Vier Sterne Plus

Zum Vergrößern klicken

Nicht erst die drohende Überbelastung des deutschen Gesundheitssystem während der Corona-Pandemie hat die Frage nach der Funktionalität von Krankenhäusern und Intensivstation auf die Tagesordnung gesetzt. In ihrem Dokumentarfilm „Vier Sterne Plus“ porträtiert Antje Schneider den Krankenhaus-Leiter David-Rubin Thies und zeigt an ihm und seiner Arbeit Missstände und Möglichkeiten auf.

Deutschland 2022
Regie & Buch: Antje Schneider
Dokumentarfilm
Länge: 94 Minuten
Verleih: rise and shine
Kinostart: 14. April 2022

FILMKRITIK:

Kritik am Gesundheitssystem ist einfach und oft ein bisschen billig. "Die arbeiten doch nur in die eigene Tasche", heißt es da schnell, oder "Es wird doch ohnehin nur verschrieben, was der Pharmaindustrie Gewinn bringt". Stimmt natürlich auch, zumindest im Ansatz. Wir leben schließlich im Kapitalismus und so verdient ein Unternehmen wie Biontech an der Corona-Vakzine Milliarden. Das heißt aber noch lange nicht, dass es keinen Sinn macht, sich impfen zu lassen.

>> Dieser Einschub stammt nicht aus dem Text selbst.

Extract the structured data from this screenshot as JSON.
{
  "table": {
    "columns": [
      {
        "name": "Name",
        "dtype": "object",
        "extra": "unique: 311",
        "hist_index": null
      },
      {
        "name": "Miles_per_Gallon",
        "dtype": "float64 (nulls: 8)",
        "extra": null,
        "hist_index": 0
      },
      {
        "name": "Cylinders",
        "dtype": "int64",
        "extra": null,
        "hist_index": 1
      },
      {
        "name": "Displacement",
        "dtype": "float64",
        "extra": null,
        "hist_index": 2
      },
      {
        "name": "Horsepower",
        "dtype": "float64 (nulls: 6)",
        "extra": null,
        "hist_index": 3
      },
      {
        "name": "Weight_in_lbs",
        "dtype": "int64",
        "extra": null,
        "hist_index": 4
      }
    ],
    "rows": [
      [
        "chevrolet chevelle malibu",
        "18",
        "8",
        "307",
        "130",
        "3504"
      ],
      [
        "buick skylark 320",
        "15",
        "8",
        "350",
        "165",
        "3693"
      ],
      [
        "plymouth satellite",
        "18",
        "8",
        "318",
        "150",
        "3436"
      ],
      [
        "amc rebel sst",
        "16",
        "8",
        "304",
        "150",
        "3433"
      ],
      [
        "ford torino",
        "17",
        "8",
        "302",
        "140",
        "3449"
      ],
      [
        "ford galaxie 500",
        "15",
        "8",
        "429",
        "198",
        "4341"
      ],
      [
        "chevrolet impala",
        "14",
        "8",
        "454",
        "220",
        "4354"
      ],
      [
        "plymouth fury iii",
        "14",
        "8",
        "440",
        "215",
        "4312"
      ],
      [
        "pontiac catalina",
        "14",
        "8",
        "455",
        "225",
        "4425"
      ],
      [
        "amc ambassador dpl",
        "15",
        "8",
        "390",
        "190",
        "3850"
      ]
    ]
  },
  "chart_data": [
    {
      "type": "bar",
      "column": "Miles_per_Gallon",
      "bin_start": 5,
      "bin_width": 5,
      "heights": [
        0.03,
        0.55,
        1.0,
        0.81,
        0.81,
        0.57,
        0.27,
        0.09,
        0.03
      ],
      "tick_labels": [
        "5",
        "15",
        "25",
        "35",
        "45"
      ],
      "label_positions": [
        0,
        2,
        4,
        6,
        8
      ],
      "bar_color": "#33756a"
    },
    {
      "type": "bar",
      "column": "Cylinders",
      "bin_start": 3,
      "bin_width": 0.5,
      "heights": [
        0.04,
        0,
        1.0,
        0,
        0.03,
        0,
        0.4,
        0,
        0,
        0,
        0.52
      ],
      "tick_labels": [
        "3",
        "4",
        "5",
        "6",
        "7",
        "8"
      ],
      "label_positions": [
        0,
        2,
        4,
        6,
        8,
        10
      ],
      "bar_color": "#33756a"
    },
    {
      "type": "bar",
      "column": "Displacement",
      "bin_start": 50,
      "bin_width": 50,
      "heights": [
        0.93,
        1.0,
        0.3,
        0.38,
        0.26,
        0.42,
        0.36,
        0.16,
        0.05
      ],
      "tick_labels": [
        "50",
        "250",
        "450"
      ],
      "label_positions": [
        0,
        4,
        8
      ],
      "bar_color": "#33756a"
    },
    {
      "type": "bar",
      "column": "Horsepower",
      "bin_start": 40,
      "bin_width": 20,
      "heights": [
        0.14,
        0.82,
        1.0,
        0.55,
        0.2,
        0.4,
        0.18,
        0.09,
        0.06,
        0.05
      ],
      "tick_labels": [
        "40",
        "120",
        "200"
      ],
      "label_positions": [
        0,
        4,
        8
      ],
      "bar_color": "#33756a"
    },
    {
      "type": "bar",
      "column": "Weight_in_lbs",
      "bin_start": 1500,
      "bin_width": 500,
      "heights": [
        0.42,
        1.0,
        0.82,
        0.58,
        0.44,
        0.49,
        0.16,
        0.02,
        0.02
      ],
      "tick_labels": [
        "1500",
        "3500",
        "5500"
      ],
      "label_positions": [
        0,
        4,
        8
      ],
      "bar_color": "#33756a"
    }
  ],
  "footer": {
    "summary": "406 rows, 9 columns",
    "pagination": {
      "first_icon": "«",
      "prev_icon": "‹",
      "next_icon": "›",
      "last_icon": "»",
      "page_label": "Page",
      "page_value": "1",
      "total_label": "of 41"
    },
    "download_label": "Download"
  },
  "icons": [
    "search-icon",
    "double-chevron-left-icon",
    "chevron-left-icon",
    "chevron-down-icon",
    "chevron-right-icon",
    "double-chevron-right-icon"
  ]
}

Andererseits werden in Deutschland zum Beispiel viel mehr Prothesen eingesetzt als in den meisten anderen EU-Ländern. Geschieht dies stets nur zum Wohle des Patienten oder auch, um ein Krankenhaus zu finanzieren, ein Krankenhaus, das nur dann funktionieren kann, wenn Menschen auch krank sind und die Betten belegen?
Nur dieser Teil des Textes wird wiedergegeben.